** See the General Tips notes in Chapter 30 of this Instructor's Manual.
Your biggest concern will be what you will expect of your students. Refer to your course objectives. This can be a great chapter, but it can also cause a great deal of confusion for some of your students. You may even be surprised that some of your best students have trouble with action potentials.
Some instructors do not understand nervous system physiology very well themselves and think they can gloss over it by assigning it for completion outside of class time. This usually does not work too well.
Other instructors find nervous system physiology extremely easy and therefore assume their students will also find it easy. This usually does not work very well either.
Know what you are talking about and keep the physiology in perspective.
Numerous nervous system disorders are mentioned in this chapter. You might wish to assign some of these for regular or extra credit research. These disorders are fascinating to most students; they are also the source of a great deal of misinformation.
You might wish to copy and distribute to your students the Overview of Chapter Objectives flowchart found at the beginning of this Instructor's Manual Chapter.
Use charts liberally. Construct these charts on the board or overhead as you go along.
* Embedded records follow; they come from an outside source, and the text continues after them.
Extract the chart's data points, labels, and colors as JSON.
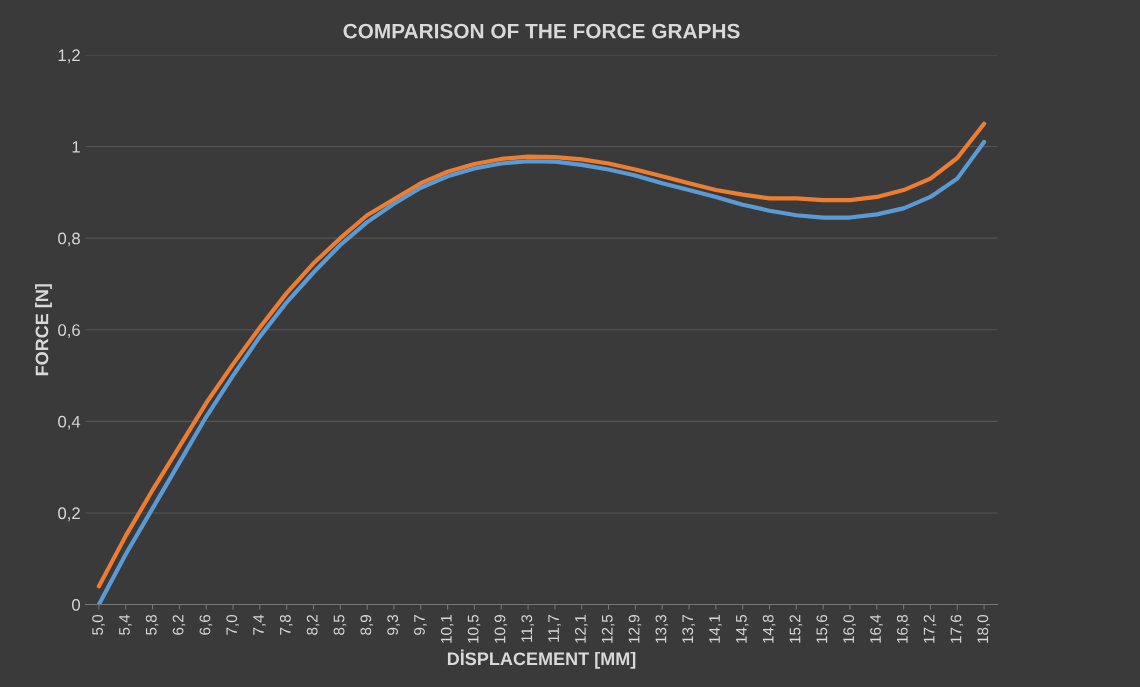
{
  "chart_data": {
    "type": "line",
    "title": "COMPARISON OF THE FORCE GRAPHS",
    "xlabel": "DİSPLACEMENT [MM]",
    "ylabel": "FORCE [N]",
    "categories": [
      "5,0",
      "5,4",
      "5,8",
      "6,2",
      "6,6",
      "7,0",
      "7,4",
      "7,8",
      "8,2",
      "8,5",
      "8,9",
      "9,3",
      "9,7",
      "10,1",
      "10,5",
      "10,9",
      "11,3",
      "11,7",
      "12,1",
      "12,5",
      "12,9",
      "13,3",
      "13,7",
      "14,1",
      "14,5",
      "14,8",
      "15,2",
      "15,6",
      "16,0",
      "16,4",
      "16,8",
      "17,2",
      "17,6",
      "18,0"
    ],
    "series": [
      {
        "color": "#5b9bd5",
        "values": [
          0,
          0.11,
          0.21,
          0.31,
          0.41,
          0.5,
          0.585,
          0.66,
          0.725,
          0.785,
          0.835,
          0.875,
          0.91,
          0.935,
          0.952,
          0.963,
          0.968,
          0.967,
          0.96,
          0.95,
          0.937,
          0.92,
          0.905,
          0.89,
          0.873,
          0.86,
          0.85,
          0.845,
          0.845,
          0.852,
          0.865,
          0.89,
          0.93,
          1.01
        ]
      },
      {
        "color": "#ed7d31",
        "values": [
          0.04,
          0.15,
          0.25,
          0.345,
          0.44,
          0.525,
          0.605,
          0.68,
          0.745,
          0.8,
          0.85,
          0.885,
          0.92,
          0.945,
          0.962,
          0.973,
          0.978,
          0.977,
          0.972,
          0.963,
          0.95,
          0.935,
          0.92,
          0.905,
          0.895,
          0.887,
          0.887,
          0.883,
          0.883,
          0.89,
          0.905,
          0.93,
          0.975,
          1.05
        ]
      }
    ],
    "ylim": [
      0,
      1.2
    ],
    "yticks": [
      0,
      {
        "value": 0.2,
        "label": "0,2"
      },
      {
        "value": 0.4,
        "label": "0,4"
      },
      {
        "value": 0.6,
        "label": "0,6"
      },
      {
        "value": 0.8,
        "label": "0,8"
      },
      1,
      {
        "value": 1.2,
        "label": "1,2"
      }
    ],
    "grid": "y",
    "marker": "none",
    "line_style": "solid"
  }
}
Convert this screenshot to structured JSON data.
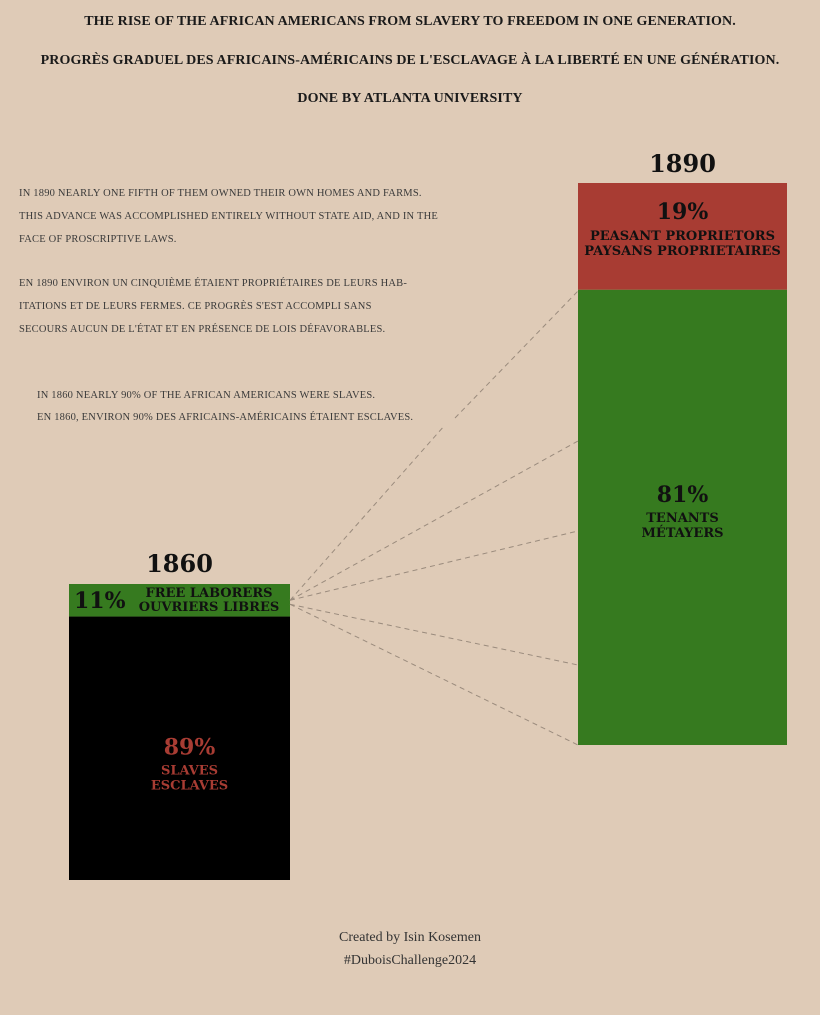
{
  "header": {
    "title_en": "THE RISE OF THE AFRICAN AMERICANS FROM SLAVERY TO FREEDOM IN ONE GENERATION.",
    "title_fr": "PROGRÈS GRADUEL DES AFRICAINS-AMÉRICAINS DE L'ESCLAVAGE À LA LIBERTÉ EN UNE GÉNÉRATION.",
    "subtitle": "DONE BY ATLANTA UNIVERSITY"
  },
  "notes": {
    "n1890_en": [
      "IN 1890 NEARLY ONE FIFTH OF THEM OWNED THEIR OWN HOMES AND FARMS.",
      "THIS ADVANCE WAS ACCOMPLISHED ENTIRELY WITHOUT STATE AID, AND IN THE",
      "FACE OF PROSCRIPTIVE LAWS."
    ],
    "n1890_fr": [
      "EN 1890 ENVIRON UN CINQUIÈME ÉTAIENT PROPRIÉTAIRES DE LEURS HAB-",
      "ITATIONS ET DE LEURS FERMES. CE PROGRÈS S'EST ACCOMPLI SANS",
      "SECOURS AUCUN DE L'ÉTAT ET EN PRÉSENCE DE LOIS DÉFAVORABLES."
    ],
    "n1860": [
      "IN 1860 NEARLY 90% OF THE AFRICAN AMERICANS WERE SLAVES.",
      "EN 1860, ENVIRON 90% DES AFRICAINS-AMÉRICAINS ÉTAIENT ESCLAVES."
    ]
  },
  "chart_data": {
    "type": "bar",
    "stacked": true,
    "bars": [
      {
        "year": "1860",
        "segments": [
          {
            "value": 11,
            "label": "11%",
            "name_en": "FREE LABORERS",
            "name_fr": "OUVRIERS LIBRES",
            "color": "#367a1f"
          },
          {
            "value": 89,
            "label": "89%",
            "name_en": "SLAVES",
            "name_fr": "ESCLAVES",
            "color": "#000000"
          }
        ]
      },
      {
        "year": "1890",
        "segments": [
          {
            "value": 19,
            "label": "19%",
            "name_en": "PEASANT PROPRIETORS",
            "name_fr": "PAYSANS PROPRIETAIRES",
            "color": "#a83c33"
          },
          {
            "value": 81,
            "label": "81%",
            "name_en": "TENANTS",
            "name_fr": "MÉTAYERS",
            "color": "#367a1f"
          }
        ]
      }
    ],
    "label_colors": {
      "on_dark": "#a83c33",
      "on_color": "#111111"
    },
    "connector_color": "#9a8b7d"
  },
  "footer": {
    "line1": "Created by Isin Kosemen",
    "line2": "#DuboisChallenge2024"
  }
}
Bring a brain model to class, particularly if your course does not have a corresponding lab. Use the model to demonstrate where the parts of the brain are located. Pass the brain around so students can see and feel it -- even if it is only plastic.
Do the nervous transmission "time" experiment listed below. Students will really be able to put a few ideas together.
Note the electrical potential is given as -65 mV. This is an average number. There are variations in different parts of the body. Note too that some books use slightly different numbers but that the principle is the same.
Use props to demonstrate the voltage gates. These props can be as simple as using your hands to simulate a gate.
Ask the students to recall what an ion is. Some will have forgotten.
Have a watch with a second hand ready. Ask your students to stand and form a continuum around the room. (If you have a large class, you may need to have two or three such continuums.) Each student is to put his or her right hand on the shoulder of the next student. Designate the "start" student. You call time and that "start" student squeezes the shoulder of the next person. As each student feels the squeeze, that students squeezes the next student's shoulder to the last person. Record the time. You have just demonstrated the time element in electrical transmission.
Analyze the variations in time. Make a list of conclusions. Ask if you have done a proper scientific experiment.
Spina bifida can occur anywhere along the spinal cord. A very tiny opening might go unnoticed for life. Such an opening would cause no problems. Spina bifida usually does not affect intelligence.
The statement is made that the autonomic nervous system is well developed in reptiles, birds, and mammals but less so in fishes and amphibians. Ask why this might be so.
The brain is the only organ that needs itself to study itself.
Make a chart of the parts of the brain and their derivatives.